Perché tale differenza? A farla concorrono contenuti, costi al
consumo, esperienza d’uso. È molto più pratico, secondo gli
analisti, imparare a maneggiare un telecomando o una tastiera per
chattare o scaricare film da Internet seduti sul divano che non
attrezzarsi con tutto ciò che serve per farsi avvolgere dagli
effetti delle immagini in tre dimensioni. Per questo le Internet Tv
si farebbero preferire – la domanda per questi apparecchi crescerà
del 50% per i prossimi due anni e toccherà quota 148 milioni di
unità vendute (il 54% del mercato totale delle flat Tv) nel 2014 –
ma resta il dubbio che molti utenti abbiano comprato un apparecchio
Led di ultima generazione senza curarsi del fatto che avesse a
bordo una piattaforma per entrare nel mondo dei servizi e dei
contenuti Web.

Vedere le due tecnologie come rivali è in definitiva più un
esercizio degli analisti.

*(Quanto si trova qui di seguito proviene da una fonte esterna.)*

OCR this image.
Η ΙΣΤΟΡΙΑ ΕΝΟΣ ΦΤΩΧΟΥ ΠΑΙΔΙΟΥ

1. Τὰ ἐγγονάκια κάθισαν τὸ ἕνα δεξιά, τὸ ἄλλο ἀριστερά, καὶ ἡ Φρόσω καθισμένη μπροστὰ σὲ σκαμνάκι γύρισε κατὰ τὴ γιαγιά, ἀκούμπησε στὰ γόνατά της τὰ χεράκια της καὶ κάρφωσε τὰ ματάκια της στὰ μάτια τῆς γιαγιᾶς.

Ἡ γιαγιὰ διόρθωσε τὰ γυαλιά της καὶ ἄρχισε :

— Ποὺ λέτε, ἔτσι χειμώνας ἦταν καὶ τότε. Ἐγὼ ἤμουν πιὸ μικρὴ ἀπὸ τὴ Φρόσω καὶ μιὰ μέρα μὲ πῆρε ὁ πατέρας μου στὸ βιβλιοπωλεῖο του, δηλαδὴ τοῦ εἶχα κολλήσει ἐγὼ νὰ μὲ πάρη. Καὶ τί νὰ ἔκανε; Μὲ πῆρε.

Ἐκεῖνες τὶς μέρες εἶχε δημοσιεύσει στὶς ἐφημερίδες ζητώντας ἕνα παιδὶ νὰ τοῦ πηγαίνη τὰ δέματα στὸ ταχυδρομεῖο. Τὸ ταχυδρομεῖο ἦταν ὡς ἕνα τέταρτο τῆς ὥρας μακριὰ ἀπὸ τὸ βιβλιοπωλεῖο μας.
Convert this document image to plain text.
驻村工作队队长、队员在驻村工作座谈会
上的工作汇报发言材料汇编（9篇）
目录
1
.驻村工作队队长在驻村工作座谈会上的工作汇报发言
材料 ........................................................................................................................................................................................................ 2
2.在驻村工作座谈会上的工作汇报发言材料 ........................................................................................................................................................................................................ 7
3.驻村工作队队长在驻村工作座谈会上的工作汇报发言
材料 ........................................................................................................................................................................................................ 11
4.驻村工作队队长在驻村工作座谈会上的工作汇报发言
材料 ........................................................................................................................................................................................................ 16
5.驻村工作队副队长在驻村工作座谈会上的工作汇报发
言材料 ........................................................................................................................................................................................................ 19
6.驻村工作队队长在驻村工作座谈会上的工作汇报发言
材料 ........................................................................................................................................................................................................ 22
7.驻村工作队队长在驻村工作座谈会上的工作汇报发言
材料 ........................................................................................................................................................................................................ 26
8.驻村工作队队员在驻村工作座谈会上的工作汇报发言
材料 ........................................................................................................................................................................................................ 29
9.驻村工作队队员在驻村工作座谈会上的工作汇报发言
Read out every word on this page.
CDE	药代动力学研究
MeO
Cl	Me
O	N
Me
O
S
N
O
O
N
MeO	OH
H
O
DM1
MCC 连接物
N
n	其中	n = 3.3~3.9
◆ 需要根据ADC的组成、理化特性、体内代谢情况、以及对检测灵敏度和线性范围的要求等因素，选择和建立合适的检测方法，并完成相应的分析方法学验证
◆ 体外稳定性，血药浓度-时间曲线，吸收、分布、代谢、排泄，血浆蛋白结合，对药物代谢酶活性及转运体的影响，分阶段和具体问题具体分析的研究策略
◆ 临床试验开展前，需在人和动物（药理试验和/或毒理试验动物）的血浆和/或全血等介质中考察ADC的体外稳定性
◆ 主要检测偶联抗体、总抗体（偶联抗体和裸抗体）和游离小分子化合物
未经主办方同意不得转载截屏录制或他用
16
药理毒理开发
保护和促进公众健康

Anche perché il fatto di essere 3D non
esclude (anzi) il fatto che una Tv di nuova generazione offra come
plus proprio Internet. I vendor non a caso sposano il concetto che
entrambe possano dare all’utente quel qualcosa di nuovo che il
processo tecnologico impone a ritmi serrati. Il 3D sarà di sicuro
il piatto forte di un’offerta che non si limita ai soli
televisori ma abbraccia tutto l’ecosistema di prodotti digitali.
Altrettanto certo è che i servizi Web e le tecnologie broadband
saranno sempre più un’icona della televisione del futuro. Che
sia 3D o semplicemente in alta definizione poco (forse) importa.